# Buffing a Boat oxidized ???



## fish2day (Apr 9, 2011)

I'm buffing out a 24' cuddy cabin that has heavy oxidation from setting two years. I purchased a quart of 3M One Step heavy rubbing compound that was suggested to do the job.
I'm using a Disc Sander aircompressed with a 6" bonnet and its is not working.
Should I be using an Electric buffer as used on Autos??? 
Any advice appreciated...


----------



## Punchy (Sep 21, 2010)

I did a heavily oxidised boat a few months back. I used 3m rubbing compound first then finese-it then a quality wax.

When compounding i used a porter cable adjustable speed random orbital sander with a lambs wool style pad. Slow spinning for the buffing and clean the build up off the pad often. Work in about 2X2 areas. It took me two buffing passes to get a '87 fishnautique looking fairly shiny. Compound takes material off and leaves a rough surface so following it with finese-it to give a smoother more shiny look. But dont finese until You have buffed off the oxidation. Also you can use a higher speed with the finese.


----------



## oldflathead (Oct 3, 2007)

*It is hard work*

A lot depends on how oxidized the gel coat has become.
1- Before any buffing, compounding, etc., wash the boat using a TSP solution, Tri Sodium Phosphate, available at Lowes, HD. Then rinse.
2- 3-M Gel Coat compound is better than 3-M Heavy Duty & it is white. Try a small spot, 2'X2", then check. Sometimes, if a boat is heavily oxidized you must start with wet or dry sandpaper, try 1,000 grit first, if that does not do it, try 800, then 600 until you remove the oxidation.

BE CAREFUL! Depending on the boat builder and how many times the hull has been compounding, it is possible to go through the gel coat. Less expensive boats may have very thin gel coats. If you go through the gel coat, $$$ paint or try to match up and re-gelcoat $$$

3-Use a slow speed with the compound bufffing, as a faster speed can overheat the gel coat and burn or discolor it. I use sheep skin pads and change them often, sometimes each 5 to 10 square feet.

4- After sanding and compounding, wash again with TSP and rinse. 

5- With very clean pads, apply a good wax. In my experience, Collinites Fleet Wax has held up best.

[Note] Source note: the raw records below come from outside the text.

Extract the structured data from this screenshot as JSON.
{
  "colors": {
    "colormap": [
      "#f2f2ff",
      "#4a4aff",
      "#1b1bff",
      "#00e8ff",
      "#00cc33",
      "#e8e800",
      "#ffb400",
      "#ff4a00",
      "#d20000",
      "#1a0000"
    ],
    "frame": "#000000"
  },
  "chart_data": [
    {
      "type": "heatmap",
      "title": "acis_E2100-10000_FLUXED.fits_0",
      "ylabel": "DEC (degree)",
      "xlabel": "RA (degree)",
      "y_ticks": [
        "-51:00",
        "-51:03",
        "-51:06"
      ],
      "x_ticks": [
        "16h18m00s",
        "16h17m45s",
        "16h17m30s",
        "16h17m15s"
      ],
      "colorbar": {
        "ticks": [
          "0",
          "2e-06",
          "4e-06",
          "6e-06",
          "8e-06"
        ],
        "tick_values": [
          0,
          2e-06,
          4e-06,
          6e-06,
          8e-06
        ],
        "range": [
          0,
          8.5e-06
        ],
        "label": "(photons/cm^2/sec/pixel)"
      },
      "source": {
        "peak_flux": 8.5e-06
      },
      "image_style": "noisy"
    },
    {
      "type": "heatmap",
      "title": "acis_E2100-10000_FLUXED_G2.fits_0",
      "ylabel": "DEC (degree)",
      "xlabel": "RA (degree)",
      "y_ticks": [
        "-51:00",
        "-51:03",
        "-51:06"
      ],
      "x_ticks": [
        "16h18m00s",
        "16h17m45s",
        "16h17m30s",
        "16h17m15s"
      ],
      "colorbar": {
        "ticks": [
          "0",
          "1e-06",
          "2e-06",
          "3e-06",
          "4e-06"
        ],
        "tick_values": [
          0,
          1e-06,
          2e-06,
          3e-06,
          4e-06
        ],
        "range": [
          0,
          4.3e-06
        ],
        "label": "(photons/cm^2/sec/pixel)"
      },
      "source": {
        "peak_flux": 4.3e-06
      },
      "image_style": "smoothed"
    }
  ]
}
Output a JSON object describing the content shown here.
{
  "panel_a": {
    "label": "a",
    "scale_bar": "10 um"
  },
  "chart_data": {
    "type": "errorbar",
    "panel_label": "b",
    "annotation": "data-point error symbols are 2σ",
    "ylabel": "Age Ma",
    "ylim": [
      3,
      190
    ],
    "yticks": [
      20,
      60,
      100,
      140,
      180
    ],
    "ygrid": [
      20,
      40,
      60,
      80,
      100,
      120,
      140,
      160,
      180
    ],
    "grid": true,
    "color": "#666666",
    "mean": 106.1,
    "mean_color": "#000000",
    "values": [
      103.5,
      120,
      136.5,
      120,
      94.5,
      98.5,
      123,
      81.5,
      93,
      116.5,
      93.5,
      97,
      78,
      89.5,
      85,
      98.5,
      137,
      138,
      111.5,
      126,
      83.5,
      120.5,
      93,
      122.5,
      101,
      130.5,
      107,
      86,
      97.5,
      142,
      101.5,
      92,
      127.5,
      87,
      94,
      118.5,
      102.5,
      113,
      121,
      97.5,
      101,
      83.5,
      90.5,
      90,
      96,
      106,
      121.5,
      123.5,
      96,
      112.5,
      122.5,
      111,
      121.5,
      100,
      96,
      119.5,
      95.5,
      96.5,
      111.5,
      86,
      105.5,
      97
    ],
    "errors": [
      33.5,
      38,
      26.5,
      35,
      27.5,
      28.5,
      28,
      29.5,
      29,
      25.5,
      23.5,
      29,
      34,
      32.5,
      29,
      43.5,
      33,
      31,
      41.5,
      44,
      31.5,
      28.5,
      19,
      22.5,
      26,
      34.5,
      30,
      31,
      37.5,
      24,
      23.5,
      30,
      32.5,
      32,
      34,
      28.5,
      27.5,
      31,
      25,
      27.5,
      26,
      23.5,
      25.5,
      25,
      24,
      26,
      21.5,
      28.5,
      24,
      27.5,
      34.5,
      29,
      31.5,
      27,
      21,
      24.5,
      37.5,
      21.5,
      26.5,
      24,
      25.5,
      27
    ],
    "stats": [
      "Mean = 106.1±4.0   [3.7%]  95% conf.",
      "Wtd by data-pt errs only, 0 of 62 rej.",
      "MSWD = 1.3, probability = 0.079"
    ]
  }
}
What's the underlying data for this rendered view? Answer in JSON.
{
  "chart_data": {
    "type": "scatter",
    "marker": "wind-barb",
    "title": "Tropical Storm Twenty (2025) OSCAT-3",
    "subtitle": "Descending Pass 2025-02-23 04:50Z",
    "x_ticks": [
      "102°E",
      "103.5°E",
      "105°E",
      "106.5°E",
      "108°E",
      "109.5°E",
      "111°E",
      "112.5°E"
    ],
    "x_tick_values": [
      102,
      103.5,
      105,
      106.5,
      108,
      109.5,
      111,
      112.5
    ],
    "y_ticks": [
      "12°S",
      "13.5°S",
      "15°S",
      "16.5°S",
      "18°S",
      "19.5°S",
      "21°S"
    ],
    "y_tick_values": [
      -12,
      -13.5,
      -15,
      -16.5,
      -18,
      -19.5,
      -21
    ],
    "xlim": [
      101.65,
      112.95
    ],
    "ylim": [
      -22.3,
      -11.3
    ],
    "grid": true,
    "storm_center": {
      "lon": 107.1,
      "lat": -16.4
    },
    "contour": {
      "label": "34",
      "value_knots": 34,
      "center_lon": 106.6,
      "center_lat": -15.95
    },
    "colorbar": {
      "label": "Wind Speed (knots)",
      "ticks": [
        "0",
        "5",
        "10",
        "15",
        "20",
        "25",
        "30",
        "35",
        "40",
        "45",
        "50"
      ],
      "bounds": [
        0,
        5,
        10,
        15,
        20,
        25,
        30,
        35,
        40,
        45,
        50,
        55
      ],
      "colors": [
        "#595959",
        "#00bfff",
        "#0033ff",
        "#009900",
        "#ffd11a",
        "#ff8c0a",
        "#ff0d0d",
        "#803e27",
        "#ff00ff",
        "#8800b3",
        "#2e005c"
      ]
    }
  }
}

Hope this helps. If you would like to get some experience and learn how, give me a call :yes:

Tom


----------



## fish2day (Apr 9, 2011)

oldflathead said:


> A lot depends on how oxidized the gel coat has become.
> 1- Before any buffing, compounding, etc., wash the boat using a TSP solution, Tri Sodium Phosphate, available at Lowes, HD. Then rinse.
> 2- 3-M Gel Coat compound is better than 3-M Heavy Duty & it is white. Try a small spot, 2'X2", then check. Sometimes, if a boat is heavily oxidized you must start with wet or dry sandpaper, try 1,000 grit first, if that does not do it, try 800, then 600 until you remove the oxidation.
> 
> ...



Thanks Tom, You have given me a starting point. Its a 1985 Wellcraft I'm working on. I'll post my results.


----------